Meanwhile, bright green environmentalists often see themselves as pragmatists and support economic growth since low-income countries will not have their industrial development denied by people in the West. Rather, economic security is seen as foundational for developing post-materialist values such as environmental concern. Bright green environmentalists also pragmatically support free markets, but unlike most neo-liberals they insist that pricing must include eco-capitalist evaluations of the value of ecosystem services and the costs of pollution, meaning carbon dioxide pricing and emissions trading.
Part of the intellectual origins of bright green environmentalism go back to Fuller and his techno-optimist, commercial, and partially ecologically autonomous design ideas. During the second half of the 20th century, his ideas and those of his adherents nevertheless remained marginalized by technophobe dark green environmentalism on the one hand and mainstream developmentalist thought unconcerned with ecological footprints on the other.
During the 1960s and 1970s, global concerns about scientifically measurable environmental degradation supported the growth of both forms of environmentalism. In the 1970s, almost every state established an environmental ministry or agency, while intergovernmental organizations such as the UN also showed heightened concern, launching the United Nations Environment Programme (UNEP) in 1972.
During this rise of environmental concern in the United States, Fuller’s bright green ideas strongly clashed with those of the dark green persuasion. As I detail in a book on ocean industrialization and urbanization that I am currently finishing, during a presentation to HUD in the spring of 1968, Fuller clashed with Liz Carpenter, press secretary to US President Lyndon B Johnson’s wife, Lady Bird. Carpenter heavily criticized the high population density and shape (a truncated tetrahedron) of the design. She also regarded aquatic spaces as something of a pristine wilderness that should be conserved. Afterwards, HUD delayed issuing a press release concerning Fuller’s design for more than five months and did not provide additional support.

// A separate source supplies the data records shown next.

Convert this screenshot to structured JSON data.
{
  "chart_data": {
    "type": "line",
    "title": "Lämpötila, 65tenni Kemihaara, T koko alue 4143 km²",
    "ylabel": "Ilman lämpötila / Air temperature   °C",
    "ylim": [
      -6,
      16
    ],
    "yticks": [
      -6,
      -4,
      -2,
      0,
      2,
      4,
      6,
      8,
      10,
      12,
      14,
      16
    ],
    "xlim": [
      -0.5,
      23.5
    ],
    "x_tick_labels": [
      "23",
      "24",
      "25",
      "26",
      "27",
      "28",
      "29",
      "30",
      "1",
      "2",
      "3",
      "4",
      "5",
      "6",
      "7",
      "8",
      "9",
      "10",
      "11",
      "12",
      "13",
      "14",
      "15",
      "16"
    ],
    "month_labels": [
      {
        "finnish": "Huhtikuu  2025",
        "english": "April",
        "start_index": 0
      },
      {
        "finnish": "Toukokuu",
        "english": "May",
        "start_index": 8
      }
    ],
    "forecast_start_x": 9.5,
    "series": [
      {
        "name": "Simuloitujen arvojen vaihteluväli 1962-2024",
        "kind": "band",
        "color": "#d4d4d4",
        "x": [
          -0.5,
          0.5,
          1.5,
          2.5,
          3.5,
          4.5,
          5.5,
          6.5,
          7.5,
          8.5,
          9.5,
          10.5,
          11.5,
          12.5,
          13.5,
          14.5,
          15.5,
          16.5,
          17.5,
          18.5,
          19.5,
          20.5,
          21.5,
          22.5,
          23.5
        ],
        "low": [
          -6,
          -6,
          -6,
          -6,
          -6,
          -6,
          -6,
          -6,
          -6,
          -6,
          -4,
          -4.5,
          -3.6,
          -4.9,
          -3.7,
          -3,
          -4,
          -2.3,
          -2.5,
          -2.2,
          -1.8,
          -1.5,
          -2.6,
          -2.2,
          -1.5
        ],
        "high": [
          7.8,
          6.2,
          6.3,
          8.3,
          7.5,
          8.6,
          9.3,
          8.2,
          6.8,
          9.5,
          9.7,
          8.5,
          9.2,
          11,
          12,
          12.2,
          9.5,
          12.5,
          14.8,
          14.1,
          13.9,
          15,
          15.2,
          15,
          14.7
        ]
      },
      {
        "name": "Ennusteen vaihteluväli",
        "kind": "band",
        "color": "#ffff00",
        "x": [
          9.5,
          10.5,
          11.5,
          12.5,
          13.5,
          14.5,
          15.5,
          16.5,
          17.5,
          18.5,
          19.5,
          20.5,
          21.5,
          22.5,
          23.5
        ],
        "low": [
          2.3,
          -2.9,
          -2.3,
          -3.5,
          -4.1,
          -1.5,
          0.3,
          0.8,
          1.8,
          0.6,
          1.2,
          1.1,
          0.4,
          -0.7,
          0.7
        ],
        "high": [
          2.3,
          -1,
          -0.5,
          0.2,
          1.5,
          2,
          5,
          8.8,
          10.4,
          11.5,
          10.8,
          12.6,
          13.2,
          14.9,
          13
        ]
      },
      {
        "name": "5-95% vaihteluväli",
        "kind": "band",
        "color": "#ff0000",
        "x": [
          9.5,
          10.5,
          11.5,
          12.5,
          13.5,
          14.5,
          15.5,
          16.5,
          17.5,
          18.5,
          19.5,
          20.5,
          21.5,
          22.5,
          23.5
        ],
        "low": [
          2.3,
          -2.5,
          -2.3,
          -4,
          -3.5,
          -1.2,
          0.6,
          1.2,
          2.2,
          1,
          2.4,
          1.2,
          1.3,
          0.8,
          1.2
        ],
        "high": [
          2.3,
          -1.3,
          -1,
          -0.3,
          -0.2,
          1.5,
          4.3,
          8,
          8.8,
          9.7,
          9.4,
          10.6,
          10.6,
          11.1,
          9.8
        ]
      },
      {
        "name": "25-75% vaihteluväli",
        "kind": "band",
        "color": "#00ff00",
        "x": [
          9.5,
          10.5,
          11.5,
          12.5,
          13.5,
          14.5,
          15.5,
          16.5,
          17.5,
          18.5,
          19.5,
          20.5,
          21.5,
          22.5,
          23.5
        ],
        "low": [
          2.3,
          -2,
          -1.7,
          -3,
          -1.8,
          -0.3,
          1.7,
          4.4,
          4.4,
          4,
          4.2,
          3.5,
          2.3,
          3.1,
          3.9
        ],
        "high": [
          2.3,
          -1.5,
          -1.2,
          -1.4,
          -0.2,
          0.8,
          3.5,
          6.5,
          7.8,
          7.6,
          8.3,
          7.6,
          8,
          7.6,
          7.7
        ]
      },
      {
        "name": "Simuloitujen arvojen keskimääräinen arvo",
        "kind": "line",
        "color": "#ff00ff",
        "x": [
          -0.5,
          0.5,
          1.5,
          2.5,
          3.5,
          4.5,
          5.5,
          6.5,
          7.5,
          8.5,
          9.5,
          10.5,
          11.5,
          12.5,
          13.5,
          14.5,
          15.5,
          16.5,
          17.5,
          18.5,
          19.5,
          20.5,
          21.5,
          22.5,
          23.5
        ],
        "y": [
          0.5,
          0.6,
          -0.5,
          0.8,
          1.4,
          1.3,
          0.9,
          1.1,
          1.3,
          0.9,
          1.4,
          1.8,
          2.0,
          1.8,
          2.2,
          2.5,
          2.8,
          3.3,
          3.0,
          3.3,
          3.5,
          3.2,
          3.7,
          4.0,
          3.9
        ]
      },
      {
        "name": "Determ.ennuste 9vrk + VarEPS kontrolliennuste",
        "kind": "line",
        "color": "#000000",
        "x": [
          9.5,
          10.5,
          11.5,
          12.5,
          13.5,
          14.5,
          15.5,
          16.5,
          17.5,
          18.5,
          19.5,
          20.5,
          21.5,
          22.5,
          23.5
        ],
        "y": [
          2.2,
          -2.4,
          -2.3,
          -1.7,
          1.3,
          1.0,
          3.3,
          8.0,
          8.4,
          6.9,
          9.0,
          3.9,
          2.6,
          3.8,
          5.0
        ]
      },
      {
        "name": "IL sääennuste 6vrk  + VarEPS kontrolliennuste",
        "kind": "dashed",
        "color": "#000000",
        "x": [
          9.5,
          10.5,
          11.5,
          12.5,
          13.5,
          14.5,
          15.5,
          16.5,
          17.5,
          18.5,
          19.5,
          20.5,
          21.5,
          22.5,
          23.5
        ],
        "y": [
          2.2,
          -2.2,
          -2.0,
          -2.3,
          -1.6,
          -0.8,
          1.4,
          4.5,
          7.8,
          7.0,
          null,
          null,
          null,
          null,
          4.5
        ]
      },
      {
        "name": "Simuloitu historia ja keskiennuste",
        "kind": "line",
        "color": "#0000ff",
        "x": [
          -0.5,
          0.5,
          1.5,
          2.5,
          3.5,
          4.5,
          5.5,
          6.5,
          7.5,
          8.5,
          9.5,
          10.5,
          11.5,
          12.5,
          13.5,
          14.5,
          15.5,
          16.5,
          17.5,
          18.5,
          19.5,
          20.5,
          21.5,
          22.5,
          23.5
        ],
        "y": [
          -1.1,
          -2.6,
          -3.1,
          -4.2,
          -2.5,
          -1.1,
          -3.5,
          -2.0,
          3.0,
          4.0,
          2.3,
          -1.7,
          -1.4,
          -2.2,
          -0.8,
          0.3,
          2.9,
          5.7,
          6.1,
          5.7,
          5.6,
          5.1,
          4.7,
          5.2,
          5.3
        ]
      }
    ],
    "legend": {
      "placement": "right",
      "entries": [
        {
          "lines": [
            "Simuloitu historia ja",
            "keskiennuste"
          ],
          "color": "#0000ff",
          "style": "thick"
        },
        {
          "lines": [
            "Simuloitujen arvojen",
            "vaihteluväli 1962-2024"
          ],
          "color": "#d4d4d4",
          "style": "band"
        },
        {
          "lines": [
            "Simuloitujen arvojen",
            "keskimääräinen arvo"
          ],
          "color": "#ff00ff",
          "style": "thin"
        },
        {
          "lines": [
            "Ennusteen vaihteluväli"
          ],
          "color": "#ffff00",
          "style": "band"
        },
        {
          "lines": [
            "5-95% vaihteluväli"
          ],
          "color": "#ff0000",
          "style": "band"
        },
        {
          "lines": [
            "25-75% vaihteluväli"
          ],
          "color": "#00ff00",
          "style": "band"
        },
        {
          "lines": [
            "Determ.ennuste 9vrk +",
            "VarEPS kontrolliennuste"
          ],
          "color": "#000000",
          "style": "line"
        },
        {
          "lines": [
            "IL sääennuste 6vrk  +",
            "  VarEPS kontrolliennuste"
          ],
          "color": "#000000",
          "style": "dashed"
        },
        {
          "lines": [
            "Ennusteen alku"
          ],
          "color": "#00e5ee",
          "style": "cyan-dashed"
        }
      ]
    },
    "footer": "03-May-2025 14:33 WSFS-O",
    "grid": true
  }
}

Fuller also clashed with US senator Gaylord A Nelson, a co-founder of Earth Day, who after the disastrous Santa Barbara oil spill in early 1969 was among those concerned about pollution and the uncontrolled and unregulated industrialization and urbanization of the ocean. In 1970, Fuller had a run-in with public intellectual Lewis Mumford, a historian of technology and urbanization, who stirred technophobia because of what he warned were the technocratic and anti-democratic tendencies of the US “military-industrial complex” to control and rationalize US society. Mumford saw Fuller’s Tokyo Bay proposal in this context.
The Busan pilot project, by contrast, is regarded by the government authorities as a techno-optimist solution to multiple environmental problems, including several kinds of pollution. During the early twenty-first century, growing concerns about climate change and environmental degradation meant that instead of technophobia, techno-optimist environmentalist ideas turned mainstream. No longer marginalized, they have gained substantial global influence in international organizations and national governments. Dark green environmentalism may have sunk Fuller’s floating city design, but today high-population-density multi-floor buildings that concentrate environmental footprints rather than have a horizontal urban sprawl have become a key element in the more ascendant bright green environmentalist approach.
Busan as benchmark
A manifestation of bright green environmentalism, the Busan project exemplifies techno-optimism in its application of ecological autonomy (or self-sufficiency) through carbon neutrality, freshwater autonomy and zero-waste systems. It represents market-based commercialization of affordable urban adaptation tools that could be adopted by other cities including those in the Global South or low-income countries. It is also a project predicated on economic development instead of degrowth, trading off the likely-to-be-limited environmental impact on the ocean – noise pollution, light pollution at nighttime, heat releases into the water column below it, and shade-casting during part of the day – for a larger ecological footprint reduction and resilience to floods.